10 - Espinhos na Consciência segundo Pascal.
1. O Espinho da Fragilidade Humana (O "Caniço Pensante").
Pascal revolucionou a antropologia filosófica ao descrever o homem como um ser de contradições: um "nada em relação ao infinito, um tudo em relação ao nada".
A Dualidade: O espinho é a consciência constante de nossa miséria e de nossa grandeza. Somos frágeis como um caniço, mas somos "caniços pensantes".

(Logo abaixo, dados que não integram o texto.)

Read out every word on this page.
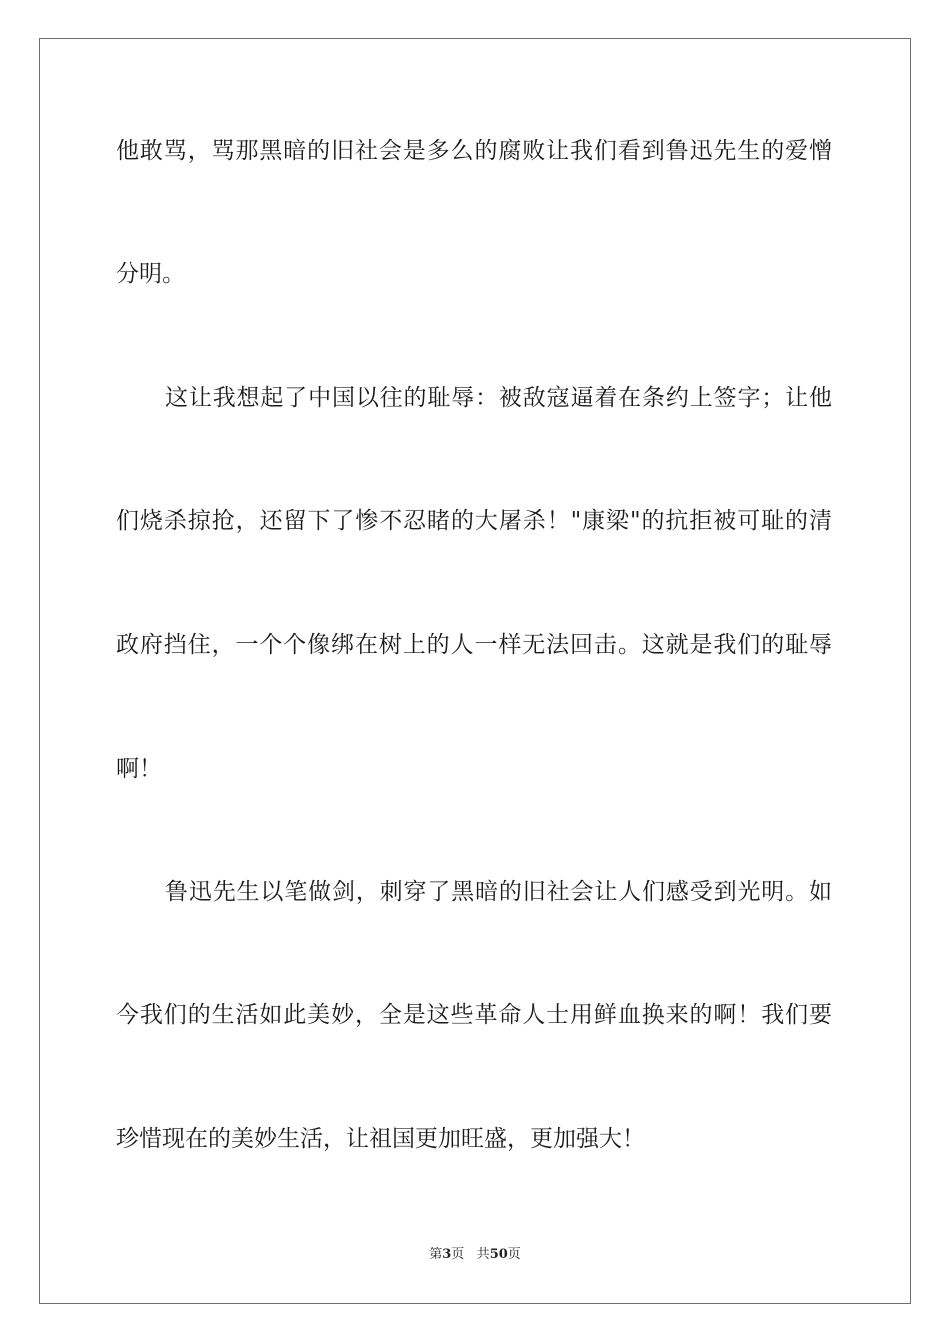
他敢骂，骂那黑暗的旧社会是多么的腐败让我们看到鲁迅先生的爱憎
分明。
这让我想起了中国以往的耻辱：被敌寇逼着在条约上签字；让他
们烧杀掠抢，还留下了惨不忍睹的大屠杀！"康梁"的抗拒被可耻的清
政府挡住，一个个像绑在树上的人一样无法回击。这就是我们的耻辱
啊！
鲁迅先生以笔做剑，刺穿了黑暗的旧社会让人们感受到光明。如
今我们的生活如此美妙，全是这些革命人士用鲜血换来的啊！我们要
珍惜现在的美妙生活，让祖国更加旺盛，更加强大！
第3页 共50页
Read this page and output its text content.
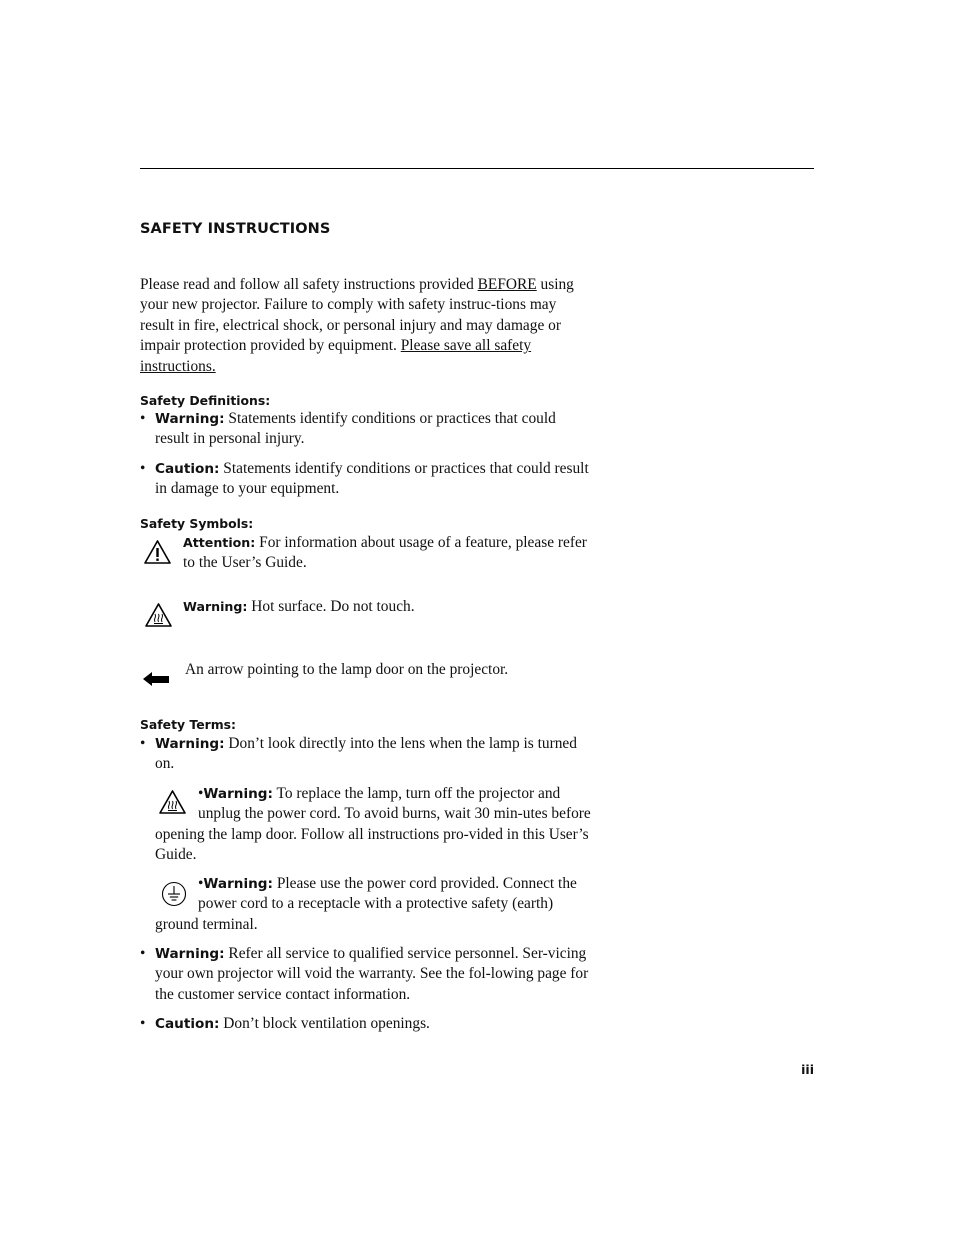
SAFETY INSTRUCTIONS
Please read and follow all safety instructions provided BEFORE using your new projector. Failure to comply with safety instruc-tions may result in fire, electrical shock, or personal injury and may damage or impair protection provided by equipment. Please save all safety instructions.
Safety Definitions:
• Warning: Statements identify conditions or practices that could result in personal injury.
• Caution: Statements identify conditions or practices that could result in damage to your equipment.
Safety Symbols:
Attention: For information about usage of a feature, please refer to the User’s Guide.
Warning: Hot surface. Do not touch.
An arrow pointing to the lamp door on the projector.
Safety Terms:
• Warning: Don’t look directly into the lens when the lamp is turned on.
•Warning: To replace the lamp, turn off the projector and unplug the power cord. To avoid burns, wait 30 min-utes before opening the lamp door. Follow all instructions pro-vided in this User’s Guide.
•Warning: Please use the power cord provided. Connect the power cord to a receptacle with a protective safety (earth) ground terminal.
• Warning: Refer all service to qualified service personnel. Ser-vicing your own projector will void the warranty. See the fol-lowing page for the customer service contact information.
• Caution: Don’t block ventilation openings.
iii
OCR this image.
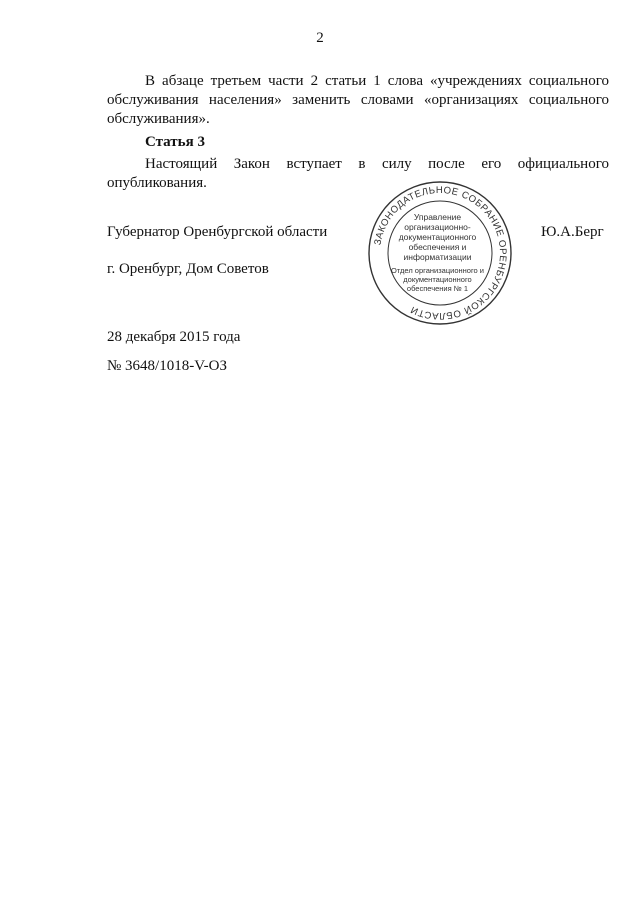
2

В абзаце третьем части 2 статьи 1 слова «учреждениях социального обслуживания населения» заменить словами «организациях социального обслуживания».

Статья 3

Настоящий Закон вступает в силу после его официального опубликования.

Губернатор Оренбургской области	Ю.А.Берг
ЗАКОНОДАТЕЛЬНОЕ СОБРАНИЕ ОРЕНБУРГСКОЙ ОБЛАСТИ
Управление организационно-документационного обеспечения и информатизации
Отдел организационного и документационного обеспечения № 1
г. Оренбург, Дом Советов
28 декабря 2015 года
№ 3648/1018-V-ОЗ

O Incômodo: Para Pascal, o ser humano vive em um estado de "tédio" e "inquietação". Esse desconforto (o espinho) é o que nos impede de encontrar repouso absoluto nas coisas materiais, forçando o Ente (o relativo) a buscar o Absoluto (o infinito).
2. O Espinho Físico e a Redenção pela Dor.
Pascal viveu a maior parte de sua vida adulta sob intenso sofrimento físico (enxaquecas crônicas e problemas gastrointestinais severos).
A Doença como Reparação: Da sua obra Oração para pedir a Deus o bom uso das doenças, deduz-se que a dor física, quando não pode ser curada, funciona como um regulador ou reparador da consciência.
Justiça Interior: O espinho na carne de Pascal servia para "desviar o olhar das vaidades do mundo" e focar na verdade interior. Seria a Consciência sendo refinada através da fricção do sofrimento.
3. O "Memorial" e o Espinho da Fé
Em 1654, Pascal teve uma experiência mística avassaladora (a "Noite de Fogo"). Ele escreveu um relato curto, o Memorial, e o costurou dentro do forro de seu casaco.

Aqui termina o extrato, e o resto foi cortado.